A despeito da alegada austeridade, gasta-se muito mais nesse governo do que nos anteriores de Michel Temer e Dilma Rousseff no cartão da Presidência. Gasto médio de Bolsonaro ao mês é de R$ 709,6 mil, 60% maior do que Temer e 3% mais do que Dilma. Bolsonaro argumenta que houve dispêndios com quatro aviões à China na busca dos brasileiros. Pegar no pé do presidente é a gincana da moda e nem sempre as duas partes se dão bem. Exemplo de provocação é o caso da frase ´´o trabalho liberta´´ em propaganda do governo que opositores lembraram slogan assemelhado à inscrição nazista à entrada do campo de concentração de Auschwitz. A resposta veio irada pelo titular da Secom, Fábio Wajngarten, que é judeu, tratou do caso como ilação canalha. Ocorre que o governo usou antes metáforas nazistas como a de que a doutrina nacional socialista seria de esquerda, o que provocou reações até internacionais, depois houve aquela do chanceler ao comparar o isolamento sanitário a campos de concentração e em seguida a do secretário de Cultura, Roberto Alvim, ao parafrasear Joseph Goebbels, ministro da Propaganda de Hitler, o que o levou à demissão. Não se pode negar que quem começou com as analogias foi o time do governo. Sobre o esquerdismo em meio à fúria ideológica poderiam cunhar a comparação entre  PT e o Partido Nacional-Socialista dos Trabalhadores Alemães pelo menos em relação à classe obreira.     

Sem óbitos

Curitiba e Londrina comemoram nesses dias 48 horas sem novos casos de Covid-19 e isso num momento que o país superava 11 mil mortos.
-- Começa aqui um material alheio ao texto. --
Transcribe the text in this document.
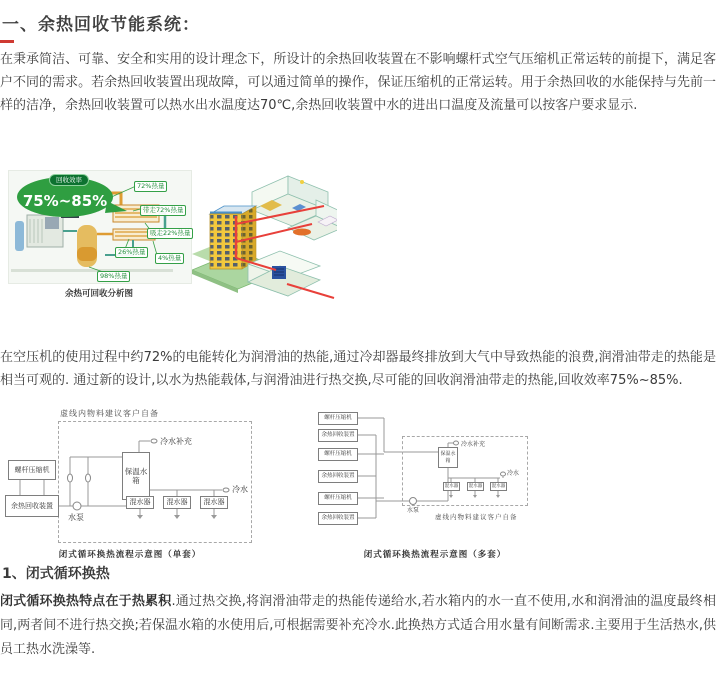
一、余热回收节能系统：

在秉承简洁、可靠、安全和实用的设计理念下，所设计的余热回收装置在不影响螺杆式空气压缩机正常运转的前提下，满足客户不同的需求。若余热回收装置出现故障，可以通过简单的操作，保证压缩机的正常运转。用于余热回收的水能保持与先前一样的洁净，余热回收装置可以热水出水温度达70℃,余热回收装置中水的进出口温度及流量可以按客户要求显示.

75%~85%
回收效率
72%热量
带走72%热量
吸走22%热量
26%热量
4%热量
98%热量
余热可回收分析图

在空压机的使用过程中约72%的电能转化为润滑油的热能,通过冷却器最终排放到大气中导致热能的浪费,润滑油带走的热能是相当可观的. 通过新的设计,以水为热能载体,与润滑油进行热交换,尽可能的回收润滑油带走的热能,回收效率75%~85%.

虚线内物料建议客户自备
螺杆压缩机
余热回收装置
保温水箱
混水器	混水器	混水器
冷水补充
冷水
水泵
闭式循环换热流程示意图（单套）
螺杆压缩机
余热回收装置
螺杆压缩机
余热回收装置
螺杆压缩机
余热回收装置
保温水箱
混水器	混水器	混水器
冷水补充
冷水
水泵
虚线内物料建议客户自备
闭式循环换热流程示意图（多套）
1、闭式循环换热

闭式循环换热特点在于热累积.通过热交换,将润滑油带走的热能传递给水,若水箱内的水一直不使用,水和润滑油的温度最终相同,两者间不进行热交换;若保温水箱的水使用后,可根据需要补充冷水.此换热方式适合用水量有间断需求.主要用于生活热水,供员工热水洗澡等.
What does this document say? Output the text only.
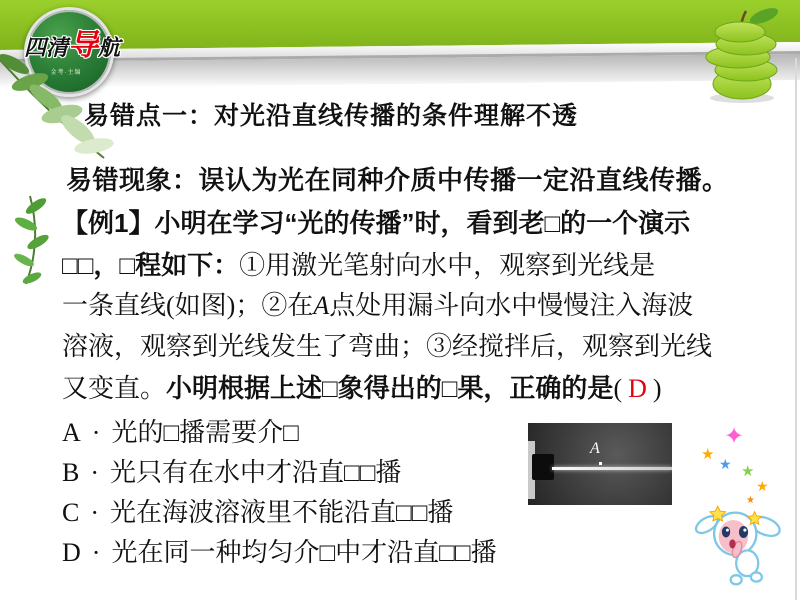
四清导航
金考·主编
易错点一：对光沿直线传播的条件理解不透
易错现象：误认为光在同种介质中传播一定沿直线传播。
【例1】小明在学习“光的传播”时，看到老□的一个演示
□□，□程如下：①用激光笔射向水中，观察到光线是
一条直线(如图)；②在A点处用漏斗向水中慢慢注入海波
溶液，观察到光线发生了弯曲；③经搅拌后，观察到光线
又变直。小明根据上述□象得出的□果，正确的是( D )
A · 光的□播需要介□
B · 光只有在水中才沿直□□播
C · 光在海波溶液里不能沿直□□播
D · 光在同一种均匀介□中才沿直□□播
A	✦
★
★ ★
★
★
Testagem da doença no segundo polo urbano do estado começa esta semana com o laboratório da Universidade Estadual de Londrina fazendo a análise dos exames, necessidade de descentralização com outras universidades com o fim de desafogar a carga do Laboratório em Curitiba.

Intervenção

A maior intervenção de  Bolsonaro até agora, como tenho dito , foi no Ministério Público no caso da nomeação de Augusto Aras que torna a relativa à Polícia Federal, até por não tê-la obtido, insignificante. O que se viu no caso foi a omissão da resistência corporativa na exigência da lista tríplice, o que não significa que a categoria a tenha ratificado. Especula-se agora que tanto o ministro da Justiça atual como o Procurador Geral da Justiça são aspirantes  a vagas no STF. Aras, até aqui, tem estado alinhadíssimo. Hoje não haveria clima de Lava Jato e tanto que os policiais a ela vinculados foram recentemente exonerados. Pelo jeito o lavajatismo saiu de moda, embora alimentasse fortemente as legiões bolsonaristas.